Serbia significantly lags behind the EU countries when it comes to participation of children 4 to 6 in the early childhood education especially among vulnerable ones. Therefore, there is a need for a policy towards equal access for all children. It is good to know that the Serbian government has concrete plans to increase the number of children enrolled in kindergarten.
Prof. Jan Peeters Director of VBJK, Centre for Innovation in the Early Years, at Ghent University Belgium has recently been a lecturer at the conference “The key dimensions of quality in the development of preschool education: Basic program of preschool education” in Belgrade. On this occasion, we talked with him about the importance of education at an early age.
What characteristics should the professionals working with pre-school children possess?
Being competent to work with preschool children cannot simply be understood as an individual responsibility of the early childhood education and care (ECEC) practitioner. On the individual and team level the following broad competences are needed when working with a diverse group of families and children: practitioners need to have an openness to dialogue with parents, colleagues and children on the basis of reciprocity; they need also to have an engagement towards children from disadvantage background and they need to have the ability to work towards social change. Practitioners and directors need to have the ability to reflect critically on the own pedagogical practice and that of the team and the institution and they need to have the ability to create new pedagogical knowledge and practices.
You have been involved with several projects that concern Serbia. What do you think are the biggest challenges in our country in terms of pre-school education?
Enrollment in ECEC in Serbia is significantly lower than in other EU countries. For year 2012 average participation in 28 EU countries for children from 4 to 6 years was about 94% while in Serbia total participation of children in that age cohorts was about 74%. And the enrolment rates of disadvantaged children and children living in rural areas is much lower than 74%. So there is a need for a policy towards equal assess for all children. But the government has concrete plans to increase the number of children enrolled in kindergarten.
The ECEC in Serbia has also strenghts , there is a long tradition of ECEC and also a high level of qualification, compared to some other European countries.

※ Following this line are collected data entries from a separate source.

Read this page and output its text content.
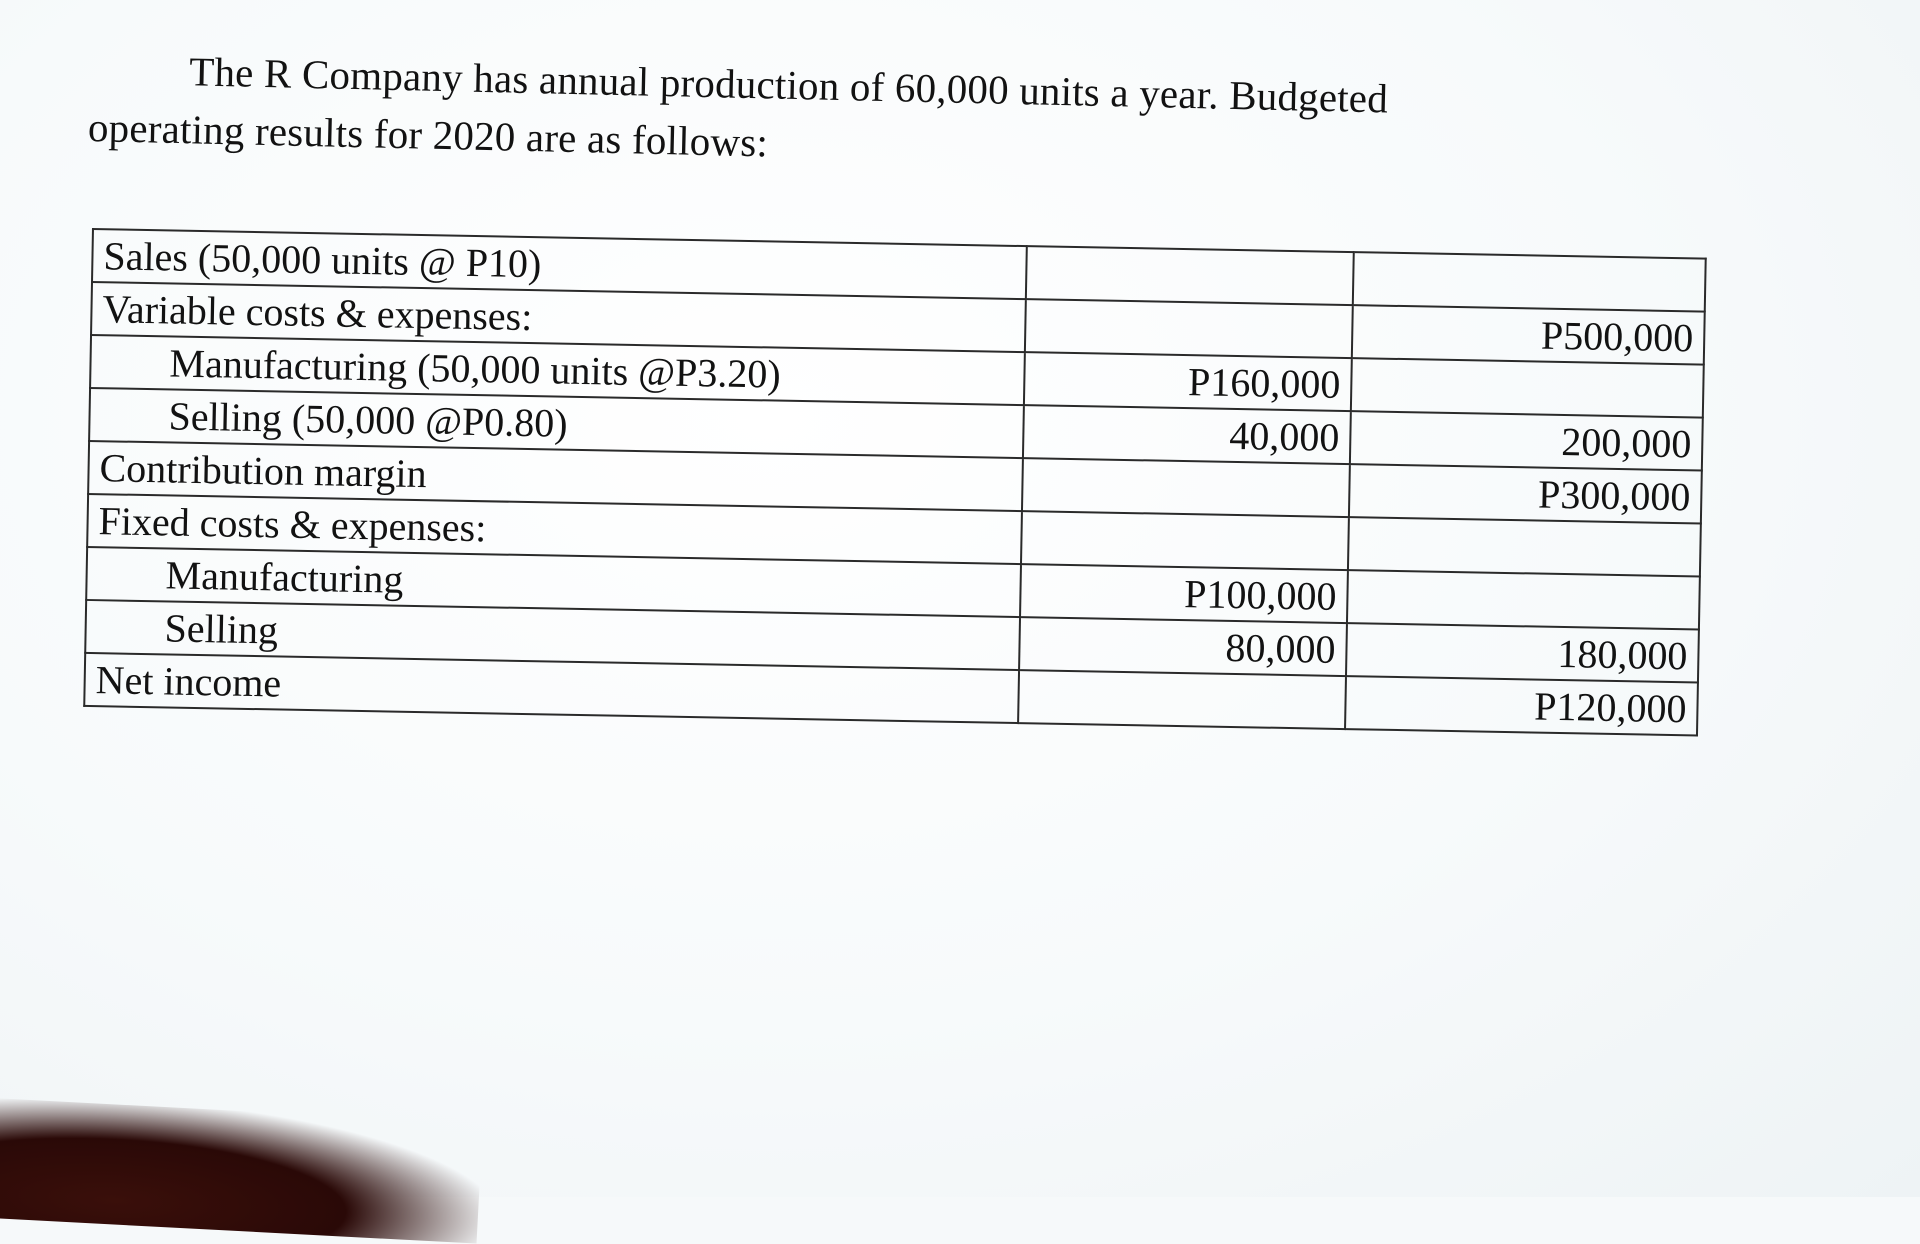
The R Company has annual production of 60,000 units a year. Budgeted
operating results for 2020 are as follows:
Sales (50,000 units @ P10)		
Variable costs & expenses:		P500,000
Manufacturing (50,000 units @P3.20)	P160,000	
Selling (50,000 @P0.80)	40,000	200,000
Contribution margin		P300,000
Fixed costs & expenses:		
Manufacturing	P100,000	
Selling	80,000	180,000
Net income		P120,000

But there need to be invested in more child centred approaches in the initial training. There is also to much focus on theory and not enough practice in the initial training. From recent research we know that a balance between theory and innovative pratice is essential for a high quality initial training. Another strenght is a new quality framework for ECEC that is being developed. This can create in the future a new framework for the initial training and for the continuous professional development. Another chalenge is the decentralisation of the policy towards ECEC. Not all the local governments have to capacity to develop a policy towards ECEC.
Is it possible to have top professionals working with children in a society that allocates rather insignificant funds to this cause?
It is essential that the govenment invest financially in quality ECEC, if not then it will be the children that are the victimes, because lot’s of parents will not be able to pay ECEC on the private market, or it wimll be the practitioners who will be the victimes because of low wages, or parents who have to pay to much. Or like it is in some countries , all three will be victime of a non investment in ECEC.
How important is our approach to pre-school learning for preventing children from droppping out of school at a later stage?
From a study on the role of quality ECEC in preventing early school leaving commissioned by the European Commission (2014) we know that the competence that the social competences that children learn in ECEC are the competences that early school leavers are missing. ECEC is the basis for life long learning and the first experiences that young children have towards learning in ECEC are very important for their attitude towards learning at a later age.
Also, how important is the approach to pre-school learning for choices we make later in life and especially for children from vulnerable groups?
The European Commission has recommended that Member States ‘reduce inequality at a young age by investing in early childhood education and care (ECEC)’ and ‘revise and strengthen the professional profile of all teaching professions and prepare teachers for social diversity; deploy special cultural mediators and role models to facilitate the integration of Roma children and children with an immigrant background’ (EuropeanCommission 2013, 2.2). Through this important recommendation, the Commission strengthens the broad consensus that already exists among researchers and international organisations (OECD 2006; UNICEF 2008) that the quality of ECEC and ultimately the outcomesfor children and families – especially for those with disadvantaged background1 – is dependent on well-educated, experienced and competent staff.